In an unusual mix of bad news and good news, a three-judge panel of the California Court of Appeal invalidated a procedure used by hundreds of lesbian couples in California to establish joint parental rights in donor insemination cases, but then went on to find that a lesbian co-parent could attempt to establish parental rights as a “presumptive father” under California’s Uniform Parentage Act.

The June 30 ruling in the case of Kristine Renee H. v. Lisa Ann R. drew wide attention in the legal community, including friend-of-the-court briefs from the National Center for Lesbian Rights, Lambda Legal, the American Civil Liberties Union of Southern California, and the ACLU’s National Lesbian and Gay Rights Project.

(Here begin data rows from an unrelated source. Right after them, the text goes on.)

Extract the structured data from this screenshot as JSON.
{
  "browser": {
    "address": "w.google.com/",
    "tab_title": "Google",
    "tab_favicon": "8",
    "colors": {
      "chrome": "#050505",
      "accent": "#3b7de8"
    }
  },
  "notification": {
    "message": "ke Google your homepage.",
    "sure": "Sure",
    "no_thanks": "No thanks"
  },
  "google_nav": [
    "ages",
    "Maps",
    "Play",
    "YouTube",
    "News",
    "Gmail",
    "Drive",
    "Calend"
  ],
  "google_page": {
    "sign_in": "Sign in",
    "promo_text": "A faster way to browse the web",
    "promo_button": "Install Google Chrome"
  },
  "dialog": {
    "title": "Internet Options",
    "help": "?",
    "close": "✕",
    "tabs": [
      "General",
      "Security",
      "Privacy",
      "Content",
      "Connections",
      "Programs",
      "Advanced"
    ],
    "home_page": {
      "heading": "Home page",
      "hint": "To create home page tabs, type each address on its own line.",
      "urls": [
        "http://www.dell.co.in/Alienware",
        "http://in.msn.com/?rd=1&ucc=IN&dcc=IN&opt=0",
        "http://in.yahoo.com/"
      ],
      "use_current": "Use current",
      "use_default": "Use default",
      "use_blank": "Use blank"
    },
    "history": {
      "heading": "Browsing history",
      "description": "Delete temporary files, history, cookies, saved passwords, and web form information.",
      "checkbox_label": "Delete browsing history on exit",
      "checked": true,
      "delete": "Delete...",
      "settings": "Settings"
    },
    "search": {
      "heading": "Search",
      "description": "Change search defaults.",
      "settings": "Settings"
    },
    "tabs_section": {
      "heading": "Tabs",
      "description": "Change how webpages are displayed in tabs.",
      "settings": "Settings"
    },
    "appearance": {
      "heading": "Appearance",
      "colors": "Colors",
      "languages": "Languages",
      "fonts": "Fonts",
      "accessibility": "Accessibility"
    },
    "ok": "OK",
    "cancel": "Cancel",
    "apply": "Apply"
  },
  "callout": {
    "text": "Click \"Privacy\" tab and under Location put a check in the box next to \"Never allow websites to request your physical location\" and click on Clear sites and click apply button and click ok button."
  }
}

The couple, who were in a long-term relationship, decided that Kristine would become pregnant through artificial insemination. The women followed a procedure devised by the National Center for Lesbian Rights and widely followed in California of having a lawyer draft a “stipulation” signed by both women that Lisa would be considered a parent and have full parental rights and then get a family court judge to issue a judgment based on the stipulation. The judgment provided not that Lisa would be a parent, but that the hospital must put her name on the birth certificate in the space normally designated for the father.

After the birth of the child, Lauren, Lisa fully participated as a parent, but never attempted to adopt her through a second-parent adoption procedure, assuming that the family court order was sufficient. But when Lauren was two, the couple broke up and Kristine filed a lawsuit seeking to have the family court judgment voided to extinguish Lisa’s parental rights.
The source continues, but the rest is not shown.